First Author  Ma Y Year  2013
Journal  Immunity Volume  38
Issue  4 Pages  729-41
PubMed ID  23562161 Mgi Jnum  J:196162
Mgi Id  MGI:5486618 Doi  10.1016/j.immuni.2013.03.003
Citation  Ma Y, et al. (2013) Anticancer chemotherapy-induced intratumoral recruitment and differentiation of antigen-presenting cells. Immunity 38(4):729-41
abstractText  The therapeutic efficacy of anthracyclines relies on antitumor immune responses elicited by dying cancer cells. How chemotherapy-induced cell death leads to efficient antigen presentation to T cells, however, remains a conundrum.

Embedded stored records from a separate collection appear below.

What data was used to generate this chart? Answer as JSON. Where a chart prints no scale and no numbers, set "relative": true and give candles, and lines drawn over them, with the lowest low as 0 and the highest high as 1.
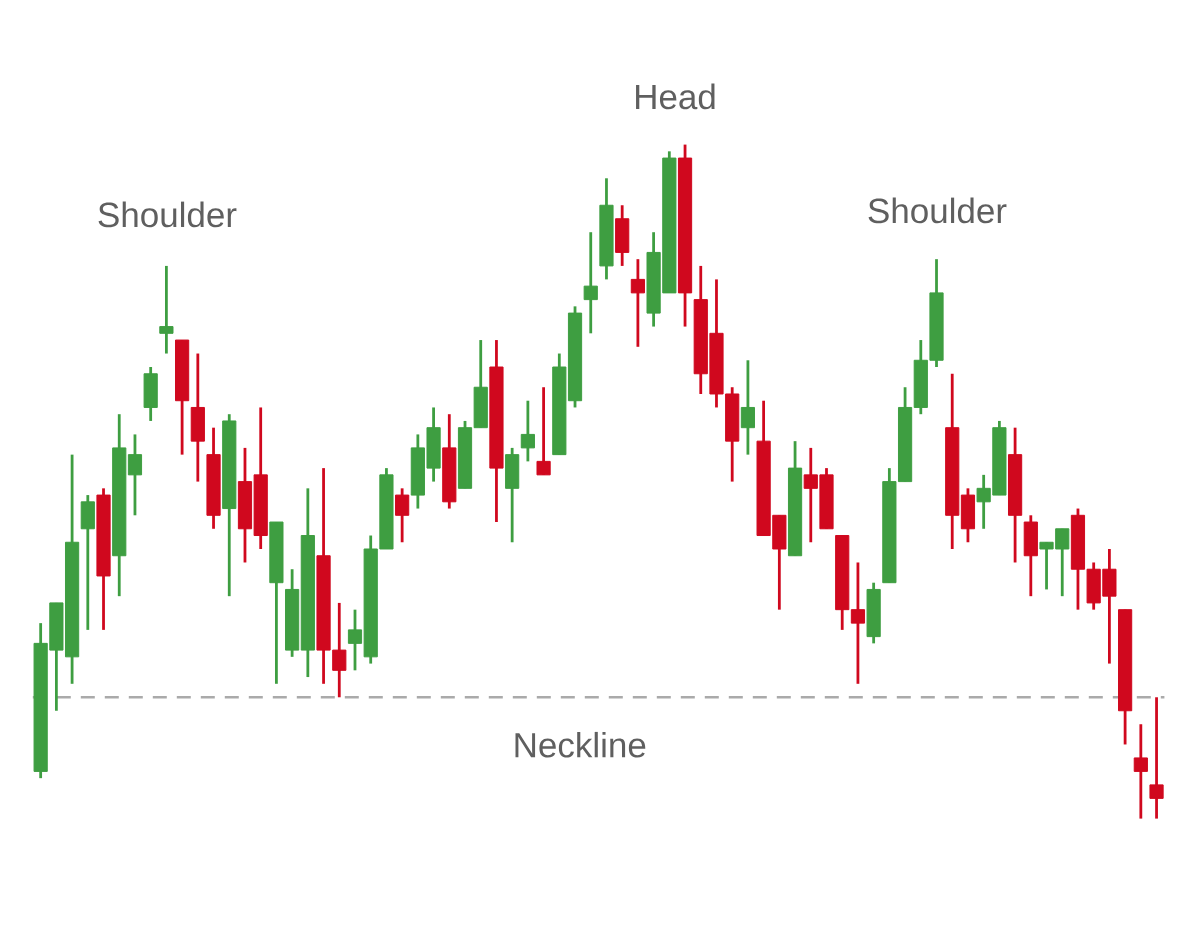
{
  "chart_data": {
    "type": "candlestick",
    "relative": true,
    "tick_labels": false,
    "categories": [
      null,
      null,
      null,
      null,
      null,
      null,
      null,
      null,
      null,
      null,
      null,
      null,
      null,
      null,
      null,
      null,
      null,
      null,
      null,
      null,
      null,
      null,
      null,
      null,
      null,
      null,
      null,
      null,
      null,
      null,
      null,
      null,
      null,
      null,
      null,
      null,
      null,
      null,
      null,
      null,
      null,
      null,
      null,
      null,
      null,
      null,
      null,
      null,
      null,
      null,
      null,
      null,
      null,
      null,
      null,
      null,
      null,
      null,
      null,
      null,
      null,
      null,
      null,
      null,
      null,
      null,
      null,
      null,
      null,
      null,
      null,
      null
    ],
    "ohlc": [
      [
        0.07,
        0.29,
        0.06,
        0.26
      ],
      [
        0.25,
        0.32,
        0.16,
        0.32
      ],
      [
        0.24,
        0.54,
        0.2,
        0.41
      ],
      [
        0.43,
        0.48,
        0.28,
        0.47
      ],
      [
        0.48,
        0.49,
        0.28,
        0.36
      ],
      [
        0.39,
        0.6,
        0.33,
        0.55
      ],
      [
        0.51,
        0.57,
        0.45,
        0.54
      ],
      [
        0.61,
        0.67,
        0.59,
        0.66
      ],
      [
        0.72,
        0.82,
        0.69,
        0.73
      ],
      [
        0.71,
        0.71,
        0.54,
        0.62
      ],
      [
        0.61,
        0.69,
        0.5,
        0.56
      ],
      [
        0.54,
        0.58,
        0.43,
        0.45
      ],
      [
        0.46,
        0.6,
        0.33,
        0.59
      ],
      [
        0.5,
        0.55,
        0.38,
        0.43
      ],
      [
        0.51,
        0.61,
        0.4,
        0.42
      ],
      [
        0.35,
        0.44,
        0.2,
        0.44
      ],
      [
        0.25,
        0.37,
        0.24,
        0.34
      ],
      [
        0.25,
        0.49,
        0.21,
        0.42
      ],
      [
        0.39,
        0.52,
        0.2,
        0.25
      ],
      [
        0.25,
        0.32,
        0.18,
        0.22
      ],
      [
        0.26,
        0.31,
        0.22,
        0.28
      ],
      [
        0.24,
        0.42,
        0.23,
        0.4
      ],
      [
        0.4,
        0.52,
        0.4,
        0.51
      ],
      [
        0.48,
        0.49,
        0.41,
        0.45
      ],
      [
        0.48,
        0.57,
        0.46,
        0.55
      ],
      [
        0.52,
        0.61,
        0.5,
        0.58
      ],
      [
        0.55,
        0.6,
        0.46,
        0.47
      ],
      [
        0.49,
        0.59,
        0.49,
        0.58
      ],
      [
        0.58,
        0.71,
        0.58,
        0.64
      ],
      [
        0.67,
        0.71,
        0.44,
        0.52
      ],
      [
        0.49,
        0.55,
        0.41,
        0.54
      ],
      [
        0.55,
        0.62,
        0.53,
        0.57
      ],
      [
        0.53,
        0.64,
        0.51,
        0.51
      ],
      [
        0.54,
        0.69,
        0.54,
        0.67
      ],
      [
        0.62,
        0.76,
        0.61,
        0.75
      ],
      [
        0.77,
        0.87,
        0.72,
        0.79
      ],
      [
        0.82,
        0.95,
        0.8,
        0.91
      ],
      [
        0.89,
        0.91,
        0.82,
        0.84
      ],
      [
        0.8,
        0.83,
        0.7,
        0.78
      ],
      [
        0.75,
        0.87,
        0.73,
        0.84
      ],
      [
        0.78,
        0.99,
        0.78,
        0.98
      ],
      [
        0.98,
        1.0,
        0.73,
        0.78
      ],
      [
        0.77,
        0.82,
        0.63,
        0.66
      ],
      [
        0.72,
        0.8,
        0.61,
        0.63
      ],
      [
        0.63,
        0.64,
        0.5,
        0.56
      ],
      [
        0.58,
        0.68,
        0.54,
        0.61
      ],
      [
        0.56,
        0.62,
        0.42,
        0.42
      ],
      [
        0.45,
        0.45,
        0.31,
        0.4
      ],
      [
        0.39,
        0.56,
        0.39,
        0.52
      ],
      [
        0.51,
        0.55,
        0.41,
        0.49
      ],
      [
        0.51,
        0.52,
        0.43,
        0.43
      ],
      [
        0.42,
        0.42,
        0.28,
        0.31
      ],
      [
        0.31,
        0.38,
        0.2,
        0.29
      ],
      [
        0.27,
        0.35,
        0.26,
        0.34
      ],
      [
        0.35,
        0.52,
        0.35,
        0.5
      ],
      [
        0.5,
        0.64,
        0.5,
        0.61
      ],
      [
        0.61,
        0.71,
        0.6,
        0.68
      ],
      [
        0.68,
        0.83,
        0.67,
        0.78
      ],
      [
        0.58,
        0.66,
        0.4,
        0.45
      ],
      [
        0.48,
        0.49,
        0.41,
        0.43
      ],
      [
        0.47,
        0.51,
        0.43,
        0.49
      ],
      [
        0.48,
        0.59,
        0.48,
        0.58
      ],
      [
        0.54,
        0.58,
        0.38,
        0.45
      ],
      [
        0.44,
        0.45,
        0.33,
        0.39
      ],
      [
        0.4,
        0.41,
        0.34,
        0.41
      ],
      [
        0.4,
        0.43,
        0.33,
        0.43
      ],
      [
        0.45,
        0.46,
        0.31,
        0.37
      ],
      [
        0.37,
        0.38,
        0.31,
        0.32
      ],
      [
        0.37,
        0.4,
        0.23,
        0.33
      ],
      [
        0.31,
        0.31,
        0.11,
        0.16
      ],
      [
        0.09,
        0.14,
        0.0,
        0.07
      ],
      [
        0.05,
        0.18,
        0.0,
        0.03
      ]
    ],
    "colors": [
      "#3e9e41",
      "#3e9e41",
      "#3e9e41",
      "#3e9e41",
      "#d0081e",
      "#3e9e41",
      "#3e9e41",
      "#3e9e41",
      "#3e9e41",
      "#d0081e",
      "#d0081e",
      "#d0081e",
      "#3e9e41",
      "#d0081e",
      "#d0081e",
      "#3e9e41",
      "#3e9e41",
      "#3e9e41",
      "#d0081e",
      "#d0081e",
      "#3e9e41",
      "#3e9e41",
      "#3e9e41",
      "#d0081e",
      "#3e9e41",
      "#3e9e41",
      "#d0081e",
      "#3e9e41",
      "#3e9e41",
      "#d0081e",
      "#3e9e41",
      "#3e9e41",
      "#d0081e",
      "#3e9e41",
      "#3e9e41",
      "#3e9e41",
      "#3e9e41",
      "#d0081e",
      "#d0081e",
      "#3e9e41",
      "#3e9e41",
      "#d0081e",
      "#d0081e",
      "#d0081e",
      "#d0081e",
      "#3e9e41",
      "#d0081e",
      "#d0081e",
      "#3e9e41",
      "#d0081e",
      "#d0081e",
      "#d0081e",
      "#d0081e",
      "#3e9e41",
      "#3e9e41",
      "#3e9e41",
      "#3e9e41",
      "#3e9e41",
      "#d0081e",
      "#d0081e",
      "#3e9e41",
      "#3e9e41",
      "#d0081e",
      "#d0081e",
      "#3e9e41",
      "#3e9e41",
      "#d0081e",
      "#d0081e",
      "#d0081e",
      "#d0081e",
      "#d0081e",
      "#d0081e"
    ],
    "annotations": [
      "Shoulder",
      "Head",
      "Shoulder"
    ],
    "ref_lines": [
      {
        "axis": "y",
        "value": 0.18,
        "label": "Neckline",
        "color": "#aaaaaa",
        "line_style": "dashed"
      }
    ]
  }
}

We found that intratumoral CD11c(+)CD11b(+)Ly6C(hi) cells, which displayed some characteristics of inflammatory dendritic cells and included granulomonocytic precursors, were crucial for anthracycline-induced anticancer immune responses. ATP released by dying cancer cells recruited myeloid cells into tumors and stimulated the local differentiation of CD11c(+)CD11b(+)Ly6C(hi) cells. Such cells efficiently engulfed tumor antigens in situ and presented them to T lymphocytes, thus vaccinating mice, upon adoptive transfer, against a challenge with cancer cells. Manipulations preventing tumor infiltration by CD11c(+)CD11b(+)Ly6C(hi) cells, such as the local overexpression of ectonucleotidases, the blockade of purinergic receptors, or the neutralization of CD11b, abolished the immune system-dependent antitumor activity of anthracyclines. Our results identify a subset of tumor-infiltrating leukocytes as therapy-relevant antigen-presenting cells.